O filme em 3D, o feito para ser visto com óculos, é escuro demais. Mas este é o delírio de um homem que nunca conseguiu terminar o sonho constante que tem à noite. E cinema é a fábrica de sonhos. Tudo muito óbvio no campo simbólico. Os contornos dessa sequência estão sempre invisíveis. São as sensações que importam.
E quando menos esperamos estamos diante de um plano-sequência magistral, tecnicamente desafiador em vários momentos, que faz lembrar a cena do estádio de futebol em O Segredo dos Seus Olhos, mas que, por ser um sonho, remete mais claramente a Arca Russa. Porém, nenhum deles foi filmado em 3D. E é aí que está a supresinha do final. Bravo, Gan Bi! Eis um bom divertimento.
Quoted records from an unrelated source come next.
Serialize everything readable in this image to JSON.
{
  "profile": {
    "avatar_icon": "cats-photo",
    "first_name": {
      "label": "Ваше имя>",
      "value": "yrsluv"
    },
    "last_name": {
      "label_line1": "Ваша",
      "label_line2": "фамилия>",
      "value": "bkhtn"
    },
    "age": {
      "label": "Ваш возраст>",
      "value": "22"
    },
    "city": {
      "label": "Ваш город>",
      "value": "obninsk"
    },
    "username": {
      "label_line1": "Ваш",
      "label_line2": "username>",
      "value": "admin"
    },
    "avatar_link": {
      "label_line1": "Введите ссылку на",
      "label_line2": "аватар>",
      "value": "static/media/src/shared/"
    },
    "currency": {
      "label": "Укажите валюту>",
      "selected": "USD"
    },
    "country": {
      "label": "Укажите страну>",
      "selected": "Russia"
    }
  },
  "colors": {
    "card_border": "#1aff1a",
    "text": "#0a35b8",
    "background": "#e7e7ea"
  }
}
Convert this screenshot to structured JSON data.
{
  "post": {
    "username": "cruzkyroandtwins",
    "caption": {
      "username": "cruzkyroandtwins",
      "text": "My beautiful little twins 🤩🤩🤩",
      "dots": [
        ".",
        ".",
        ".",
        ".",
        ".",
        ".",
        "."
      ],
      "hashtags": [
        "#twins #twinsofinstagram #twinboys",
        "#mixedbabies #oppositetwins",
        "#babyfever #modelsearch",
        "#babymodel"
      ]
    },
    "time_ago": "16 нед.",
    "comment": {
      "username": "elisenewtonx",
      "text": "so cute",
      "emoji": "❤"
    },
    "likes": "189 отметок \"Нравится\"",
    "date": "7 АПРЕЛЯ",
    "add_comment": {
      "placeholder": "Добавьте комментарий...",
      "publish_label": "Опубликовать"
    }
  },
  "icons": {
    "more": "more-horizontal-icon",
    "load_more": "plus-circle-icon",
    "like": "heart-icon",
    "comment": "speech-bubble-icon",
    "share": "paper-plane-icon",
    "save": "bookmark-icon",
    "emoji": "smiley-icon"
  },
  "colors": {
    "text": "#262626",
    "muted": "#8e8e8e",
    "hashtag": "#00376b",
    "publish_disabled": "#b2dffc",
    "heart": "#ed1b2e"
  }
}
Este é um filme de sensações, ainda que baratas, já que os anseios do protagonista nunca nos parecem valiosos a ponto de nos preocuparmos com eles no decorrer do filme. Em meio ao niilismo de uma busca desmotivada feita através do subjetivo do espectador da sala de cinema, voltamos ao cinema entretenimento de Hollywood. No que diferem os dois? Gan Bi tem símbolos para entreter, e 3D em locais escuros. E plano-sequência. De resto, falta motivação. E isso pelo menos os americanos têm de sobra.
NOTA: De acordo com a distribuidora houve um erro técnico que prejudicou a copia da versão exibida na cabine de imprensa. O problema depois disso foi então sanado e as copias que entraram no circuito apresentam as legendas legíveis na primeira parte e o 3D (e uso dos óculos) apenas no “segundo momento” do filme.
“Di Qiu Zui Hou De Ye Wan” (Chn/Fra, 2018), escrito e dirigido por Gan Bi, com Wei Tang, Jue Huang, Sylvia Chang.